Yannig : On revient à une cuisine où la nature semble reprendre ses droits. Les nouvelles techniques de cuisson sous vide, au four mixte vont se conjuguer à des cuissons ancestrales comme celle au feu de bois comme les Japonais avec leur Robata. Le cuisinier va redécouvrir le plaisir de cultiver son propre potager, de faire ces propres salaisons ou fumaisons . Le restaurant se voudra plus humain, plus intime, plus authentique avec un chef qui cuisine devant vous et, paradoxalement, je sens une réelle attente des clients de lieux hybrides "tout en un", où l'on pourra rester toute une soirée avec différents espaces de restauration (snack, bar, bistrot, cuisine du monde). On viendrait boire un cocktail, grignoter, diner, écouter de la musique, danser et .... fumer! Une autre piste à explorer: garer des food-trucks sur des aires d'autoroutes pour concurrencer les sandwichs triangulaires et en plastique des stations-services où l'on vient par désespoir de cause. Et n'oublions pas hervé this qui veille avec sa cuisine note à note.

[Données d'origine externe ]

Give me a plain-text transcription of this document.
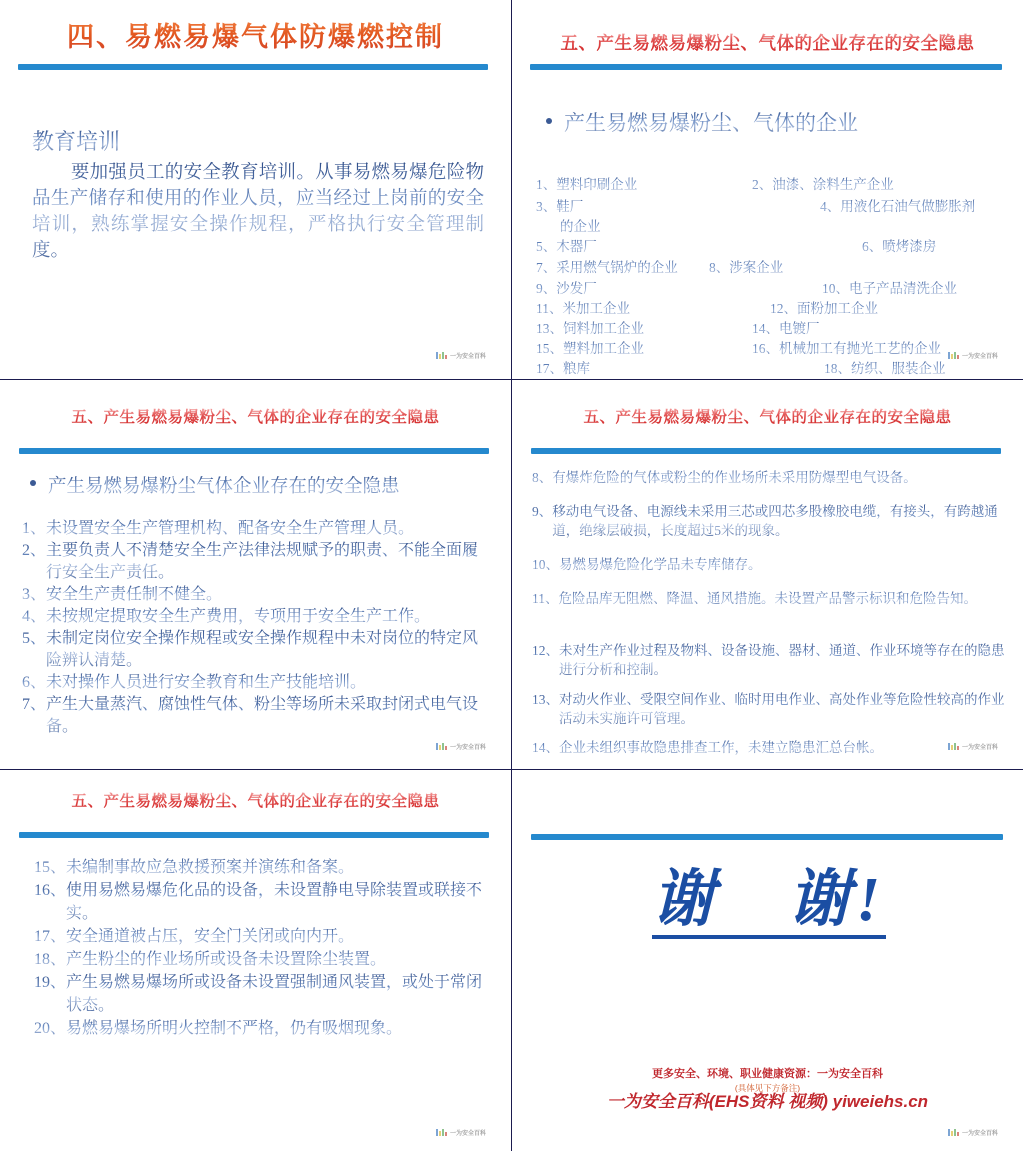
四、易燃易爆气体防爆燃控制
教育培训
要加强员工的安全教育培训。从事易燃易爆危险物品生产储存和使用的作业人员，应当经过上岗前的安全培训，熟练掌握安全操作规程，严格执行安全管理制度。
一为安全百科
五、产生易燃易爆粉尘、气体的企业存在的安全隐患
产生易燃易爆粉尘、气体的企业
1、塑料印刷企业	2、油漆、涂料生产企业
3、鞋厂	4、用液化石油气做膨胀剂
的企业
5、木器厂	6、喷烤漆房
7、采用燃气锅炉的企业 8、涉案企业
9、沙发厂	10、电子产品清洗企业
11、米加工企业	12、面粉加工企业
13、饲料加工企业	14、电镀厂
15、塑料加工企业	16、机械加工有抛光工艺的企业
17、粮库	18、纺织、服装企业
一为安全百科
五、产生易燃易爆粉尘、气体的企业存在的安全隐患
产生易燃易爆粉尘气体企业存在的安全隐患
1、 未设置安全生产管理机构、配备安全生产管理人员。
2、 主要负责人不清楚安全生产法律法规赋予的职责、不能全面履行安全生产责任。
3、 安全生产责任制不健全。
4、 未按规定提取安全生产费用，专项用于安全生产工作。
5、 未制定岗位安全操作规程或安全操作规程中未对岗位的特定风险辨认清楚。
6、 未对操作人员进行安全教育和生产技能培训。
7、 产生大量蒸汽、腐蚀性气体、粉尘等场所未采取封闭式电气设备。
一为安全百科
五、产生易燃易爆粉尘、气体的企业存在的安全隐患
8、 有爆炸危险的气体或粉尘的作业场所未采用防爆型电气设备。
9、 移动电气设备、电源线未采用三芯或四芯多股橡胶电缆，有接头，有跨越通道，绝缘层破损，长度超过5米的现象。
10、 易燃易爆危险化学品未专库储存。
11、 危险品库无阻燃、降温、通风措施。未设置产品警示标识和危险告知。
12、 未对生产作业过程及物料、设备设施、器材、通道、作业环境等存在的隐患进行分析和控制。
13、 对动火作业、受限空间作业、临时用电作业、高处作业等危险性较高的作业活动未实施许可管理。
14、 企业未组织事故隐患排查工作，未建立隐患汇总台帐。	一为安全百科
五、产生易燃易爆粉尘、气体的企业存在的安全隐患
15、 未编制事故应急救援预案并演练和备案。
16、 使用易燃易爆危化品的设备，未设置静电导除装置或联接不实。
17、 安全通道被占压，安全门关闭或向内开。
18、 产生粉尘的作业场所或设备未设置除尘装置。
19、 产生易燃易爆场所或设备未设置强制通风装置，或处于常闭状态。
20、 易燃易爆场所明火控制不严格，仍有吸烟现象。
一为安全百科
谢　谢!
更多安全、环境、职业健康资源：一为安全百科
(具体见下方备注)
一为安全百科(EHS资料 视频) yiweiehs.cn
一为安全百科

- Que voyez-vous comme produits, ou techniques phares en ce moment, qui vont évoluer ?
Brice : La recherche de filières de proximité prend de l'ampleur chez les restauranteurs attachés au terroir à l'éco responsabilité et c'est une bonne nouvelle!
Steve : Je crois beaucoup à l'émergence de la "cuisine vapeur gustative" sous-exploitée à mes yeux.
Yannig : Nous allons à l'instar des Québécois, Belges ou Scandinaves revenir à une cuisine où l'essentiel est prélevé directement dans la nature . C'est le retour du chef cueilleur, on s'amuse de baies, d'herbes sauvages, de fleurs, d'algues, de tubercules ... On va redécouvrir de nombreux produits oubliés aidé par des artisans qui retrouvent la passion de cultiver des variétés anciennes de légumes ou d'élever par exemple des races de volailles oubliées... La pisciculture biologique va se développer de plus en plus eu égard à l'extinction de nombreuses espèces. D'origine antillaise, j'aimerais bien voir plus souvent à la carte des légumes des Caraïbes tels que le fruit à pain, les ignames, les gombos, le manioc ou autres bananes plantains et du zouk dans l'ipad du resto.
- Pourquoi avoir fait le choix de publier un livre, alors que beaucoup ne jurent que par les supports vidéos ou numériques ?
Brice : J ai commencé justement a réaliser des recettes sur des supports audiovisuels et effectivement, la TV est un média très puissant...mais éphémère! Le livre, lui, laisse une "trace"...on peut se l' approprier plus facilement en le feuilletant, le touchant, le sentant même ! On peut l'offrir, le transmettre à ses proches, à ses enfants, le prêter, faire des annotations : bref, le livre vit et continuera de vivre!
Steve : Un livre ce sont des recettes, mais c'est aussi un objet ! Un objet qui vit, qui s'offre et qui se transmet. Il a sa place au milieu des épices et des ustensiles de cuisine.
Yannig : Avec Hachette nous voulions faire un bel objet avec de belles photos qui donnent envie de croquer dans un falafel ou de siroter un bubble tea. Beaucoup de lecteurs ne sont pas passés encore à la technologie du livre numérique et préfèrent encore consulter et garder dans leurs bibliothèques de beaux ouvrages imprimés. Mais pourquoi pas pour le prochain..?
Interview réalisée par Déborah Rudetzki.